Le vrai bilan carbone des valeurs Tech favorites des fonds ESG

Heureusement il y a le digital, me dit Thomas, un peu choqué par ma présentation sur les Green Tech. « La dématérialisation est déjà synonyme de télétravail (encore plus en ces temps de pandémie) de commerce électronique, de stockage numérique (cloud) .. En utilisant moins de papier, ces technologies nous permettent de limiter la déforestation et les émissions de CO2 ».

Thomas a raison mais le digital nécessite l’exploitation de quantités considérables de métaux. « Chaque année la fabrication des seuls ordinateurs et téléphones portables (APPLE, SAMSUNG..) engloutit 19% de la production globale de métaux rares tels que le palladium et 23% du cobalt. Sans compter la quarantaine d’autres métaux contenus dans un IPhone. Pour vous donner une image, le poids de votre IPhone ne représente que 2% de la masse totale de déchets générés tout au long de la vie » explique Fabrice FILIPO (auteur du livre « la face cachée du numérique, l’impact des nouvelles technologies »). Sans vous parler de l’obsolescence programmée, véritable scandale qui en limitant la vie de vos batteries vous pousse à changer de téléphone, bon pour le business, catastrophique pour la planète et vous n’en conviendrez pas très ESG.

Les fabricants de semi-conducteurs (ASML, ON semi conductor, Nvidia..) sont souvent dans les fonds ESG. L’argument est qu’ils sont incontournables dans la transition énergétique actuelle. Certes, mais un exemple suffit, la seule fabrication d’une puce de 2 grammes implique le rejet de deux kg de matériaux soit un ratio de 1 pour 1000. On ne parle ici que de la production, l’activité numérique va générer une pollution supplémentaire et je n’ai pas encore évoqué la catastrophe du recyclage de ces circuits imprimés et autres puces.

Pour finir mon analyse et mesurer l’impact ESG de ce portefeuille, il me reste les stars de la cote, les FACEBOOK, AMAZON ALPHABET GOOGLE, MICROSOFT. Du très lourd quoi !

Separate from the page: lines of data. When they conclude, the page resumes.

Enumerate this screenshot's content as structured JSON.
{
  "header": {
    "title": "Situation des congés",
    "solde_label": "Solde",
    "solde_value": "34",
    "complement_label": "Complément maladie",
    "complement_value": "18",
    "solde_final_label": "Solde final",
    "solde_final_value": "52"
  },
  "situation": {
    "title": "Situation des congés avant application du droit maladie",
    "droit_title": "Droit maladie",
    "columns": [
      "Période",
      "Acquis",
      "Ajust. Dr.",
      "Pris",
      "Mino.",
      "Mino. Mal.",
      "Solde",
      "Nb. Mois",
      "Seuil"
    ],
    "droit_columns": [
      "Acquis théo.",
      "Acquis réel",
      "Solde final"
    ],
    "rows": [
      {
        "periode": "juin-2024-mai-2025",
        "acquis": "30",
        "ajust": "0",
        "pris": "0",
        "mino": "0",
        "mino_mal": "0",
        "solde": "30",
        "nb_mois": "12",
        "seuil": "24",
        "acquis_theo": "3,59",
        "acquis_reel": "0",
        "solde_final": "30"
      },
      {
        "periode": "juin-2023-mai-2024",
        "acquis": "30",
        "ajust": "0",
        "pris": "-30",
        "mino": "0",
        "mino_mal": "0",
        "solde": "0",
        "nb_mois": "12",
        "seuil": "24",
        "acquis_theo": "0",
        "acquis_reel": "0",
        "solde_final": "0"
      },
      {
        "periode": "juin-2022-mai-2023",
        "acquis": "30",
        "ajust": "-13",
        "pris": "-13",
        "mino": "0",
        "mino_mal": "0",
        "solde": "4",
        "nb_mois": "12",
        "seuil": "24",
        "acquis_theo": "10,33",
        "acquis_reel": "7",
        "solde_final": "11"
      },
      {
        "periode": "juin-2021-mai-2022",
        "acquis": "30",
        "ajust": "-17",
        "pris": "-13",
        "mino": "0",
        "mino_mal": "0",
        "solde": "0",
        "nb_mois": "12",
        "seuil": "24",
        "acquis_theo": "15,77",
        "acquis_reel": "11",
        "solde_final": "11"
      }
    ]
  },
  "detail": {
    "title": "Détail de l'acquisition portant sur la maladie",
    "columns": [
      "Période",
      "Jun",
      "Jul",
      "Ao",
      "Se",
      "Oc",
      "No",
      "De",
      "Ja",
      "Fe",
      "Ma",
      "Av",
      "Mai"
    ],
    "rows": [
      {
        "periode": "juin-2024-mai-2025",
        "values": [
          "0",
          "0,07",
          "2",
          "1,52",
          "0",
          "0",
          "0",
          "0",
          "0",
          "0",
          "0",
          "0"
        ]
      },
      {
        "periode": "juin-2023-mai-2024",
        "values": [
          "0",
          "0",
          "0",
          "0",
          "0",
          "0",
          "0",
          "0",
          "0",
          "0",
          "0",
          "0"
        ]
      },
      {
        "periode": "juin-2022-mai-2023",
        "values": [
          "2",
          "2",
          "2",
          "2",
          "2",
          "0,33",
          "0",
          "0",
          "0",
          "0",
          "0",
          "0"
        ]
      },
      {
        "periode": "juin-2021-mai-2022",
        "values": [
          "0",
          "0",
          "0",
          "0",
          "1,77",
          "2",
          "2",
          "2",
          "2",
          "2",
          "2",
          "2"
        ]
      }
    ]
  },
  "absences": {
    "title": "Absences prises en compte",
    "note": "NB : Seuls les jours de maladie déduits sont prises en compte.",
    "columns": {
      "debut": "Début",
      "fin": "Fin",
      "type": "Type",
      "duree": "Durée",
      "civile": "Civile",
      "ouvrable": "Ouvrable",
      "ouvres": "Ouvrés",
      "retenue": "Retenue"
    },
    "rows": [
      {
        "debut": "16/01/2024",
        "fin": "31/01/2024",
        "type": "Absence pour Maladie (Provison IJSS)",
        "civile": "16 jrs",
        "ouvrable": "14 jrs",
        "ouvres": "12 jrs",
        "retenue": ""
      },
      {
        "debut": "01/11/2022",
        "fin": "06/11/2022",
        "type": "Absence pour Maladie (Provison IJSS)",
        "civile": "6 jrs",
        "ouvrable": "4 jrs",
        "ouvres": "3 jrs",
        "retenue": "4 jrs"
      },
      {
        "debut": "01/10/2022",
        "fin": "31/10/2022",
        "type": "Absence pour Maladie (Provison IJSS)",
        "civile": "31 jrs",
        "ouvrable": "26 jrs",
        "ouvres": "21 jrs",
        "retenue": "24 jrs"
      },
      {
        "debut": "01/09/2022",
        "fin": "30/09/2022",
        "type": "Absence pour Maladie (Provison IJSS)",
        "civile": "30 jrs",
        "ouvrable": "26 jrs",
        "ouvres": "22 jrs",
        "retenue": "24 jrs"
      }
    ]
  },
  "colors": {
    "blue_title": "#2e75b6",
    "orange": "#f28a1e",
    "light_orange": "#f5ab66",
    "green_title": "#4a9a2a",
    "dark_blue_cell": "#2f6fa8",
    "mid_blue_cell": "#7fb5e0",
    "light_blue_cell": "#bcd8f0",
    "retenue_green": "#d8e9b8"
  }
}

Pour illustrer cette industrie, je ne vous parlerai pas du pillage de nos données personnelles pratiquées par la majorité de sociétés citées, pas très éthique mais ça les critères ESG ont l’air de s’en moquer, THOMAS peut être pas !

L’excellent documentaire INTERNET « la pollution cachée de Coline Tison » (2012) suit le parcours d’un banal e-mail parti de votre ordinateur vers des hébergeurs nationaux puis internationaux puis qui passe chez l’hébergeur de votre messagerie (généralement aux USA GOOGLE, MICROSOFT, FACEBOOK.) puis finalement parvenu à son destinataire. Notre e-mail a parcouru 15000 km à la vitesse de la lumière. Une prouesse me direz-vous, un peu moins lorsque l’on sait que notre e-mail a été lu par une intelligence artificielle pour vous placer la bonne publicité et d’autres activités d’espionnage industriel moins louables mais là encore Chut…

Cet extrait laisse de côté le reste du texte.